Glücklose Teilchenjagd :
Ade, sterile Neutrinos

Von Rainer Scharf
Lesezeit: 2 Min.
Blick ins Innere eines der sechs Detektoren des  Daya-Bay-Neutrino-Observatoriums  bei Hongkong.
Gibt es eine vierte, bislang unbekannte Neutrinoart. Von der Theorie her spricht nichts dagegen. Aber auch die jüngste experimentelle Jagd nach den hypothetischen Geisterteilchen ist erfolglos geblieben.

Die Neutrinos (wie auch ihre Antiteilchen) kommen offenkundig nur in den drei bekannten Arten vor, die als Elektron-, Myon- und Tau-Neutrinos bezeichnet werden. Eine vierte Variante des ungeladenen Elementarteilchens, das „sterile“ Neutrino, scheint dagegen nicht zu existieren. Das ist das Ergebnis der bislang umfangreichsten Suche nach diesen hypothetischen Teilchen, der sich die Wissenschaftler des Daya-Bay-Experiments in China jüngst gewidmet haben.

Die internationale Forschergruppe hat mit sechs gigantischen Detektoren - sie befinden sich 55 Kilometer nordöstlich von Hongkong - mehr als 300 000 Elektron-Antineutrinos nachgewiesen, die von benachbarten Kernreaktoren produziert wurden. Dabei konzentrierte man sich auf die sogenannten Neutrino-Oszillationen. Dieses Phänomen ermöglicht es, dass sich die drei bekannten Neutrinoarten ineinander umwandeln können.

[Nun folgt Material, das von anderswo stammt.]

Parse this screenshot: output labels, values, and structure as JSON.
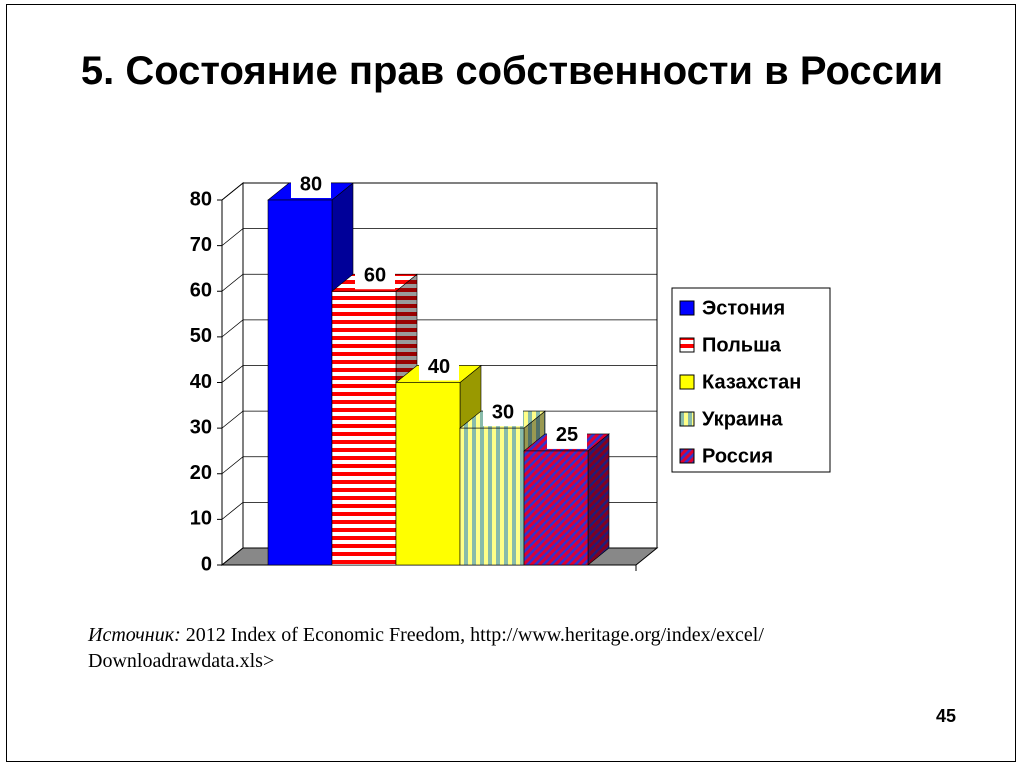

Plötzlich spurlos verschwunden

Vor zwei Jahren hat die Daya-Bay-Kollaboration Neutrino-Oszillationen wohl tatsächlich beobachtet. Als man verglich, wie viele der ursprünglich erzeugten Elektron-Antineutrinos die verschiedenen Detektoren - jeder ist unterschiedlich weit von den Reaktoren entfernt - nachgewiesen hatten, stellte man ein markantes Defizit fest. Offenkundig hatten nicht alle produzierten Antiteilchen ihr Ziel erreicht und waren unterwegs spurlos verschwunden.

Die Forscher haben ihre Daten daraufhin durchforstet, ob für diesen Teilchenschwund außer der Oszillation in die bekannten Neutrinoarten noch die Umwandlung in eine weitere, die „sterile“ Neutrinosorte verantwortlich sein könnte. Doch Fehlanzeige: Man hat keine Indizien finden können, die für die exotischen Teilchen sprechen, berichten die Wissenschaftler in der Zeitschrift „Physical Review Letters“.

Die Chance schwinden

Während normale Neutrinos lediglich der Schwerkraft und der schwachen Wechselwirkung unterliegen, was ihren Nachweis erheblich erschwert, sollten sterile Neutrinos - abgesehen von der Gravitation - überhaupt nicht mit Materie wechselwirken. Das würde zumindest erklären, warum man sie bislang nicht aufgespürt hat. Aus Sicht der Theorie würde die Existenz der hypothetischen Teilchen die Elementarteilchen-Gruppe der Neutrinos abrunden. Zudem könnten sie hinter der ominösen „Dunklen Materie“ stecken, die ein Viertel der Masse und Energie im Universum ausmacht, deren Beschaffenheit man jedoch noch immer nicht kennt.

Das Daya-Bay-Experiment hat jetzt den Bereich der möglichen Masse, der für die sterilen Neutrinos überhaupt in Frage kommt - und die Fähigkeit der hypothetischen Teilchen, sich in andere Neutrinos umzuwandeln, erheblich beschnitten. Die Zweifel an der Existenz dieser Geisterteilchen sind damit weiter gewachsen.